Açıklamasının devamında Batılı uzmanların örneklerine yer veren Açar, şöyle devam etti: “Tüm üretim girdilerinin ‘Bilgi’ ile programlanıp ‘İzlenebilir’ şekli ile uygulanması ile mümkün olacağı gerçeği özellikle karar mercilerince görülmelidir. Çünkü üretimin her devresi ‘Bilgi’ ile donatılmadığı ve de ‘İzlenebilirliği’ sağlanamadığı sürece tarımsal üretimde dışa bağlılık devam etmeye de bir anlamda mahkûmdur. Tarımsal alanda ‘Bilginin’ ve de ‘İzlenebilirliğin’; gelişmiş ülkelerde geçmişine bakıldığında 50-60 yıllık bir geçmişi olduğu görülmektedir. Bu hizmetler de çeşitli fonlar ile ciddi anlamda desteklenmektedir. Batılı uzmanların dediği gibi ‘Hem üretim artırılsın deniliyor, hem güvenilir gıda üretilsin deniliyor.’ ‘Ancak bilginin desteklenmesi gerektiği denildiğinde ise kimse kaynak vermiyor’ ifadeleri herhalde ülkemizdeki bu konudaki hizmet anlayışının bir tarifi olsa gerek. Aslında bakanlığımız bu konudaki çalışmalarını geçte olsa 2002 yılında başlatmıştır. 2006 yılında yönetmenliğini ve neticesinde de 2009 yılında yayımladığı uygulama tebliği ile de ‘Tarımsal Danışmanlığın’ uygulanmasına fırsat vermiştir. Proje aslında üretim anlamında olsun, güvenilir gıda üretimi anlamında olsun ve de istihdam anlamında olsun tabiri yerinde ise çağdaş bir proje olduğu kabul edilmelidir. Gün geçtikçe de üretici nezdinde kabul görmeye başlayan bu proje; görülen o ki bakanlığımız bürokrasisi ve de dolayısı ile desteklemeleri belirleyen komisyonlarca bu gerçek görülmemektedir. Batılı uzmanların ifadeleri ile ‘Avrupa Birliği üreticisini değişik fonlarla desteklemektedir. Sizler kendi kaderlerinize bakın’ ifadeleri de bir anlamda karar mercilerinin bu tür çağdaş denilebilecek projeleri kendi kaderlerine bıraktıkları görülmektedir.”

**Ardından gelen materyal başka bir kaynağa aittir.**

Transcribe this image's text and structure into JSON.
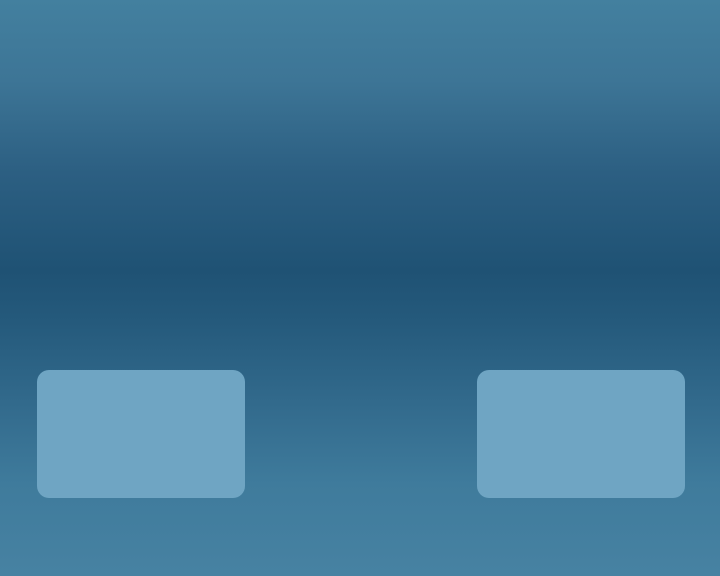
{
  "theme": {
    "background_top": "#43809f",
    "background_band": "#1f5274",
    "background_bottom": "#4782a2",
    "panel_color": "#6fa5c3"
  },
  "panels": [
    {
      "label": ""
    },
    {
      "label": ""
    }
  ]
}
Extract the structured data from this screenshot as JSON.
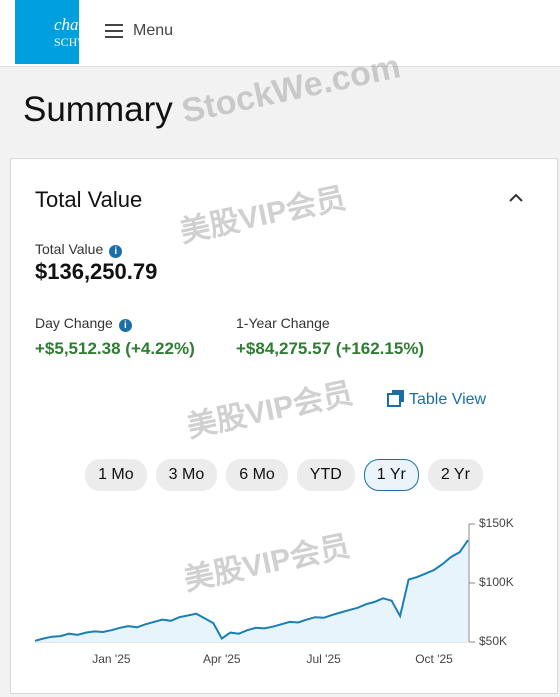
{
  "header": {
    "logo_line1": "charles",
    "logo_line2": "SCHWAB",
    "menu": "Menu"
  },
  "page_title": "Summary",
  "card": {
    "title": "Total Value",
    "total_value_label": "Total Value",
    "total_value": "$136,250.79",
    "day_change_label": "Day Change",
    "day_change": "+$5,512.38 (+4.22%)",
    "year_change_label": "1-Year Change",
    "year_change": "+$84,275.57 (+162.15%)",
    "table_view": "Table View",
    "ranges": [
      "1 Mo",
      "3 Mo",
      "6 Mo",
      "YTD",
      "1 Yr",
      "2 Yr"
    ],
    "selected_range_index": 4
  },
  "chart_data": {
    "type": "area",
    "color": "#1a7fb5",
    "fill": "#e8f4fb",
    "categories": [
      null,
      null,
      null,
      null,
      null,
      null,
      null,
      null,
      null,
      "Jan '25",
      null,
      null,
      null,
      null,
      null,
      null,
      null,
      null,
      null,
      null,
      null,
      null,
      "Apr '25",
      null,
      null,
      null,
      null,
      null,
      null,
      null,
      null,
      null,
      null,
      null,
      "Jul '25",
      null,
      null,
      null,
      null,
      null,
      null,
      null,
      null,
      null,
      null,
      null,
      null,
      "Oct '25",
      null,
      null,
      null,
      null
    ],
    "values": [
      51000,
      53000,
      54500,
      55000,
      57000,
      56000,
      58000,
      59000,
      58500,
      60000,
      62000,
      63500,
      62500,
      65000,
      67000,
      69000,
      68000,
      71000,
      72500,
      74000,
      70000,
      66000,
      53000,
      58000,
      57000,
      60000,
      62000,
      61500,
      63000,
      65000,
      67000,
      66500,
      69000,
      71000,
      70500,
      73000,
      75000,
      77000,
      79000,
      82000,
      84000,
      87000,
      85000,
      72000,
      103000,
      105000,
      108000,
      111000,
      116000,
      122000,
      126000,
      136250.79
    ],
    "ylim": [
      50000,
      150000
    ],
    "yticks": [
      {
        "value": 50000,
        "label": "$50K"
      },
      {
        "value": 100000,
        "label": "$100K"
      },
      {
        "value": 150000,
        "label": "$150K"
      }
    ],
    "y_axis_side": "right"
  },
  "watermarks": [
    "StockWe.com",
    "美股VIP会员",
    "美股VIP会员",
    "美股VIP会员"
  ]
}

“GÖRÜLEN O Kİ BÜROKRASİNİN BU KONUDAKİ TUTUMU DEĞİŞMEMİŞTİR”

2009 yılında başlatılan bu projenin uygulanmasına müteakip en büyük direnci bakanlık bürokrasisi gösterdiğini söyleyen Lütfü Açar, “Görülen o ki bürokrasinin bu konudaki tutumu değişmemiştir. Aslında geçen bu süre içerisinde İlgili bürokrasi ile birlikte ilgili sivil toplum kuruluşlarının yanında bilimsel kuruluşlar özellikle ‘Danışmanlığın’ öncelikle üretime yönelik katkılarının ortaya konulması anlamında ciddi çalışmalar yapmaları gerekmekteydi. Bu konuda çalışmalar yapıldı mı? Hayır. Tamam, belli kesimlerin AB fonlarından sağladığı kaynaklar ile amaca hizmet etmeyen bölgeler anlamında bazı toplantılar yapılmıştır. Ancak bu toplantılar; ‘Tarımsal Danışmanlığın’ üretime katkısının ortaya konulması anlamında toplantılar olmamıştır. Netice itibari ile de; yayımlanan 3190 sayılı karar ile dar bir gurubun hizmetlerine yönelik teşvikler sağlanmıştır. Diğer taraftan gerçek anlamda ‘Üretim’ ve de üretimin sahada uygulanmasını sağlayan ‘Bilgi’ ve de ‘Üretimin İzlenebilirliği’ mağdur edilmiştir. Sayın Bakanımızda konuyu tabii ki tekrar değerlendirmesini ve de çok zor şartlarda üretim yapan ve hizmet verme gayreti içerisinde olan kesimlerin ekonomik anlamda rahatlatılması beklentidir” şeklinde konuştu.